1. Get rid of the toxic elements in your life. Eat less junk food, meet better people, get rid of media that upsets you. It’s surprising how sometimes social media can affect your mental health. Be selective of what you read and consume. Definitely no drugs, and minimise the alcohol.
2. Get a better job. Easily said than done. But if you make it an aim, you’ll get there. A better job means a workplace with respectful colleagues and an employer who values your work. If you can’t get both of that, at least get something you are happy with. Something you don’t dread waking up in the morning for.
3. Work on your strengths. Everyone has a talent, a skill. Get better at it, up-skill, ask for help, and when you are able to see the results from the work you put into it, you’ll feel better about yourself.

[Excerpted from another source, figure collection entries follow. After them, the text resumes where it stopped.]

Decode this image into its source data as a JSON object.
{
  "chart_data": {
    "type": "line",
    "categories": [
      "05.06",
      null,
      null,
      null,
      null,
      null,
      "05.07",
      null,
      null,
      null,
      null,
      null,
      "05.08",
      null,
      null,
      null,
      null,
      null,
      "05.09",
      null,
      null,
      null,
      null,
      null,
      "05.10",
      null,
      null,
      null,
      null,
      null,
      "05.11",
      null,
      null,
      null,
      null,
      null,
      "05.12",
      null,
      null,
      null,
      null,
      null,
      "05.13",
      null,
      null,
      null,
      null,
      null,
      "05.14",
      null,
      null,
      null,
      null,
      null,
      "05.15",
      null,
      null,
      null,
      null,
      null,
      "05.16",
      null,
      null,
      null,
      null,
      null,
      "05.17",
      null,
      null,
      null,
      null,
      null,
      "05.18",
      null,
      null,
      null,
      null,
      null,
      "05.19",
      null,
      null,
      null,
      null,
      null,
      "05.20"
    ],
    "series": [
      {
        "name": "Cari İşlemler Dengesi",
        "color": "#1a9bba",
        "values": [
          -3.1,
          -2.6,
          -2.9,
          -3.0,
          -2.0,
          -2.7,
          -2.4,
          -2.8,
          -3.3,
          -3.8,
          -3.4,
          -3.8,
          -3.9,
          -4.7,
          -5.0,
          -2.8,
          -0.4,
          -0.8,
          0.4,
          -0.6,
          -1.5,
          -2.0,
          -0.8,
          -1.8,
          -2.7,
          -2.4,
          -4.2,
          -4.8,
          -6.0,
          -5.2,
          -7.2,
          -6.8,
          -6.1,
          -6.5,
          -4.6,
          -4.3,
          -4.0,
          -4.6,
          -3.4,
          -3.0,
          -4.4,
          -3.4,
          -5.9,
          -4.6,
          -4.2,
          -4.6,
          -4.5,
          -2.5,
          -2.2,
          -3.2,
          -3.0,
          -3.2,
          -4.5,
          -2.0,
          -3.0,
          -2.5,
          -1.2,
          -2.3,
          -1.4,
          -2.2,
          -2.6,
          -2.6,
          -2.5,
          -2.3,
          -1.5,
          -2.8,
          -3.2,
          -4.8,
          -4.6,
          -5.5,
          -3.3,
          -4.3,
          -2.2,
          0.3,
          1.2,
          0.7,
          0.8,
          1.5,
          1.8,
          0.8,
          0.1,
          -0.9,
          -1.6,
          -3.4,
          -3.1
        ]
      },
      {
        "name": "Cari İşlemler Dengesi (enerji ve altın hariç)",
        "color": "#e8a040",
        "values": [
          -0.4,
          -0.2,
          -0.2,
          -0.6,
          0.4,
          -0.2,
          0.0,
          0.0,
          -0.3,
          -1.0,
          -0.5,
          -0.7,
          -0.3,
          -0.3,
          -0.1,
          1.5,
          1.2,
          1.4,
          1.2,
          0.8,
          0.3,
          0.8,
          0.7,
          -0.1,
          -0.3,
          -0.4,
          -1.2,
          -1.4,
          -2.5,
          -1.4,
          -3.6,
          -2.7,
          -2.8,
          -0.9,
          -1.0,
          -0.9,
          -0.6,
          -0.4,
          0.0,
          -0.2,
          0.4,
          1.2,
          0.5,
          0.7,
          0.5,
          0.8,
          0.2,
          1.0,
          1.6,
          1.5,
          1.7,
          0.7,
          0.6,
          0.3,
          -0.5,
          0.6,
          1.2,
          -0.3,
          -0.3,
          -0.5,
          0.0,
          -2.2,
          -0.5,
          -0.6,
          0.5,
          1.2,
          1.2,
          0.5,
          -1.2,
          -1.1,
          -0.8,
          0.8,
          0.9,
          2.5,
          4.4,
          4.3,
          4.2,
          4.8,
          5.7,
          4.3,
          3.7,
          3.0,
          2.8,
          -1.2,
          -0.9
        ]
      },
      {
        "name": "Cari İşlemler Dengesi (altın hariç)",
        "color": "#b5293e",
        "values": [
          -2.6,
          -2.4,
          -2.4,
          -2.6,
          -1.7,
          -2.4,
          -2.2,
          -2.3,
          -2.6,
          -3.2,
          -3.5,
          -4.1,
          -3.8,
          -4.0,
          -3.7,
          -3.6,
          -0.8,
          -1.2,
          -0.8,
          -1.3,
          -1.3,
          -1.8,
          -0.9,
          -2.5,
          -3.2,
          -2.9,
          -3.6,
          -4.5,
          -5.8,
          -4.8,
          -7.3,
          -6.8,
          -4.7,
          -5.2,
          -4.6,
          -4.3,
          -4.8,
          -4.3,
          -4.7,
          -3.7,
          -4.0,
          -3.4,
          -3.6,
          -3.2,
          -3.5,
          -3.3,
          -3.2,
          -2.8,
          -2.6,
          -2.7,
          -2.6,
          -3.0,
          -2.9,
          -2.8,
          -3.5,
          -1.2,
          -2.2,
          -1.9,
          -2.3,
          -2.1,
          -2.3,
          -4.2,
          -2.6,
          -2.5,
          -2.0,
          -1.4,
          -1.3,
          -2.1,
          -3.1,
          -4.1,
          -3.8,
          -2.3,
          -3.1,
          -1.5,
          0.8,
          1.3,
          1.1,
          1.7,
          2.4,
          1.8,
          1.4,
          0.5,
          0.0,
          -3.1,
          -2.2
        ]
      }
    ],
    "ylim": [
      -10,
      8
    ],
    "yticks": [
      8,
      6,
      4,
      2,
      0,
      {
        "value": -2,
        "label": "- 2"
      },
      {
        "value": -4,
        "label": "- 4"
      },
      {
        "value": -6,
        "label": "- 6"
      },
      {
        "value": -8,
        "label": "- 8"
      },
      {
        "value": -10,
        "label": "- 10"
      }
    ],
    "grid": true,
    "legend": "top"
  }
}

4. Write down all of your experiences. Weirdly enough, every time I redo my CV, I am amazed by how much I’ve done. I can look at how far I’ve come and how much I’ve achieved. Even if it’s not a career-based experience, perhaps, you’ve helped your friend move out of their apartment, you’ve cooked a big feast for a friend, these are the things you can do.
5. Exercise. I’m bad at keeping up at this, but I always feel so much better after I exercise. You don’t need to exhaust yourself, just enough to get your heart pumping.
6. Read. Find out what the world is about. Learn about new people, and pretty soon you will find out that some people relate to you and your struggles. You’re not alone in this journey. Gaining new knowledge from reading also opens up such a massive horizon and it gives you a new perspective in life, and opens up more possibilities.
7. Ignore the negative comments. I keep repeating this throughout my blog entries. But I really find that ignoring hurtful, useless, negative comments, is difficult, but once you learn how to do that, it’s so liberating.
Generally surrounding yourself with things that make you happy, things that will help you gain that self-worth are the keys to self-love. It is a long journey, and it can be a rough one, but make it an aim.